Menurut Ibnu Hazm Adz-Dzahiri: "Iktikaf adalah tinggal di masjid dengan niat taqarrub kepada Allah Azza wa Jalla sa'atan (sesaat, karena Ibnu Hazm tidak membatasi waktu iktikaf) atau lebih, baik malam atau siang". (Al-Muhalla juz 3 hal 411). Ibnu Hazm juga mengatakan: "Iktikaf adalah perbuatan yang baik". (Al-Muhalla juz 3 hal 413)
Al-Qaduri dari mazhab Hanafi mengatakan: Iktikaf adalah mustahab (sunnah)". (Mukhtashar Al-Qaduri juz 1 hal 65). Syaranbalali dari hanafiyyah mengatakan, "Iktikaf terbagi tiga macam: Wajib dalam puasa nadzar dan sunnah kifayah muakkadah pada sepuluh terakhir dari Ramadan dan mustahab di selain itu". (Nurul Idhah juz 1 hal 145)
Menurut Ad-Dasuqi dari mazhab Malikiyyah: " Dan dia (iktikaf) adalah mandub (sunnah) muakkad" (Asy-Syarhul Kabir, juz 1 hal 541). Miyarah dari mazhab Malikiyyah mengatakan: "Dan yang afdhal iktikaf pada sepuluh terakhir dari Ramadan untuk mencari Lailatul Qadar" (Ad-Durruts Tsamin, juz 1 hal 492).
Nawawi Al-Bantani dari Syafi'iyyah mengatakan: "Dan dia (iktikaf) di sepuluh terakhir dari Ramadan lebih utama dibanding lainnya untuk mencari Lailatul Qadar". (Nihayatuz Zain juz 1 hal 198).
Abun Naja dari mazhab Hanabilah mengatakan: "Dan ia (iktikaf) sunnah di setiap waktu kecuali bernadzar maka wajib sesuai dengan kriteria nadzarnya, dan tidak dikhususkan pada waktu tertentu, dan lebih ditekankan di Ramadan, dan lebih ditekankan lagi di sepuluh terakhir". Al-Iqna' juz 1 hal 321)
Hukum sunnah ikikaf tersebut didasarkan pada hadits shahih, Nabi saw bersabda, "Barang siapa iktikaf bersamaku maka hendaklah iktikaf pada sepuluh terakhir". HR. Al-Bukhari no 2027
Tempat iktikaf
Dari pemaparan lima mazhab tentang definisi iktikaf di atas, semua mengatakan bahwa iktikaf tempatnya di masjid -- dengan perbedaan di antara mereka tentang krIteria masjid -- baik laki-laki maupun perempuan -- kecuali mazhab Hanafiyyah dan Asy-Syafi'i fil Qadim yang mengatakan wanita iktikaf di masjid rumahnya -- seperti yang dikatakan oleh Ibnu Quddamah: "Dan tidak sah iktikaf di selain masjid apabila yang iktikaf laki-laki. Dalam hal ini kita tidak mengenal perbedaan di antara ulama". (Al-Mughni Juz 3 hal 189).
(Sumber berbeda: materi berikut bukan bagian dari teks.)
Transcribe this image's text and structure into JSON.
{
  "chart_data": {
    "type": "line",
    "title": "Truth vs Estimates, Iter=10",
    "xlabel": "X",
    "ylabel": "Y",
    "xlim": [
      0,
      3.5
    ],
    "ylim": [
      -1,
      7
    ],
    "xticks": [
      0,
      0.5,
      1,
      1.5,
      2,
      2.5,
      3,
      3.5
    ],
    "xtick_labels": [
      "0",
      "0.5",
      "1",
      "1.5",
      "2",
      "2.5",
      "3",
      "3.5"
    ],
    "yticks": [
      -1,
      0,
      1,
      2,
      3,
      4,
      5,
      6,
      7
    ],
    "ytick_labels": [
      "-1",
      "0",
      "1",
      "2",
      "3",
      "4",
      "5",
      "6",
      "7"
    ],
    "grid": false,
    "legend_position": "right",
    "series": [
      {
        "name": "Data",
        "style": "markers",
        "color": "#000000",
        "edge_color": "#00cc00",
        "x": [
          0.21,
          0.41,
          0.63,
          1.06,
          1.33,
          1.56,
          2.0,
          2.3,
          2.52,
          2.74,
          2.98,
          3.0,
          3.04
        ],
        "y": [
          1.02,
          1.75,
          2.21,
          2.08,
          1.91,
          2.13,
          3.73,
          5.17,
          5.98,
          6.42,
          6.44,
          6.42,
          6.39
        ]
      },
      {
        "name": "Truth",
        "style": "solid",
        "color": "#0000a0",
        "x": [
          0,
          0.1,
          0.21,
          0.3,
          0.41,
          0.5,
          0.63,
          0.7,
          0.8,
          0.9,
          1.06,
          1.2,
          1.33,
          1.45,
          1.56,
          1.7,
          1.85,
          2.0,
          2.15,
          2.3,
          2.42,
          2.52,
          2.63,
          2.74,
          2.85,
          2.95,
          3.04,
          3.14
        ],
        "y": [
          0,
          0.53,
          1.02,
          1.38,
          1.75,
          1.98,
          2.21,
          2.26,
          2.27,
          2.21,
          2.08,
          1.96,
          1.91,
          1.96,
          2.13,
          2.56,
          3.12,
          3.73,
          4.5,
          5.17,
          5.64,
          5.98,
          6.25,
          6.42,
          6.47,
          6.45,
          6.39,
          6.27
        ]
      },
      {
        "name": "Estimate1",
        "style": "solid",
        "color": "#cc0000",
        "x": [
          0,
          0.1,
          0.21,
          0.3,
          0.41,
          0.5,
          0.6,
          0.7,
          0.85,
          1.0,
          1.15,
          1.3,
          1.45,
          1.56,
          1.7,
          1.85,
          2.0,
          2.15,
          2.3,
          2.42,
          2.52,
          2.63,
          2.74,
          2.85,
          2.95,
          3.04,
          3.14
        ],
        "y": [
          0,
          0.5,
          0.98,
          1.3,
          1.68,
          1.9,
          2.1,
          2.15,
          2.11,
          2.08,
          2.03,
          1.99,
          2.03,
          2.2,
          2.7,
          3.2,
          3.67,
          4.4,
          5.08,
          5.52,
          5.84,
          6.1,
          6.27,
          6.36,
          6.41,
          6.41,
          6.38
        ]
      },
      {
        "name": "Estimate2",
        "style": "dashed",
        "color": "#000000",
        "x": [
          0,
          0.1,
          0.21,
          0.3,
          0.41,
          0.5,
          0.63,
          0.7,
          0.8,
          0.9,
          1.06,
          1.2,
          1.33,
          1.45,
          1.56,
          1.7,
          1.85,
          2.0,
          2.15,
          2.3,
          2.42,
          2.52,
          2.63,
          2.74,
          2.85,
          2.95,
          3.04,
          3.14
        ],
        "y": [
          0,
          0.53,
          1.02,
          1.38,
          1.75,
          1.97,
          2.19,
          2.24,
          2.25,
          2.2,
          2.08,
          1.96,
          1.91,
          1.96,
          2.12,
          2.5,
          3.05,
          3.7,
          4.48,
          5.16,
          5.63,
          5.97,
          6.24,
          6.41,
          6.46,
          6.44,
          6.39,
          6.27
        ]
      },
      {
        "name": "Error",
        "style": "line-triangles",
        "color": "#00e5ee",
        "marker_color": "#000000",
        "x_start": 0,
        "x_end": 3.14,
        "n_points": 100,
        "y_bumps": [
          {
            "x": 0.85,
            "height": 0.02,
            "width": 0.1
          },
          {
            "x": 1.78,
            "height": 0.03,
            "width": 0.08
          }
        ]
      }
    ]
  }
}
Pendapat ini, berdasarkan firman Allah swt, "Dan janganlah kamu campuri mereka itu, sedang kamu beriktikaf dalam mesjid" (QS. Al-Baqarah:187).
Sekalipun demikian Ibnu Lubabah Al-Maliki memiliki pendapat berbeda yaitu kebolehan iktikaf bukan di masjid seperti yang dikatakan oleh Ibnu Bazizi Al-Maliki: "Dan kebanyakan ulama' berpendapat bahwa iktikaf yang syar'i tidak sah kecuali di masjid, dan Ibnu Lubabah mengatakan sah di selain masjid". Raudhatul Mustabin juz 1 hal 548
Tempat Iktikaf Wanita
Menurut Jumhur ulama, wanita iktikaf di masjid, sedangkan menurut mazhab Hanafiyyah dan Asy-Syafi'i fil Qadim (mazhab lama) wanita iktikafnya di "masjid rumahnya."
Yang dimaksud dengan "masjid rumah" menurut Syaranbalali dari Hanafiyyah adalah tempat di dalam rumah yang definitif untuk shalat" (Nurul Idhah juz 1 hal 145). Dalam istilah yang lazim di masyarakat kita adalah mushala ---satu ruang atau space tempat yang dikhususkan untuk shalat di dalam rumah.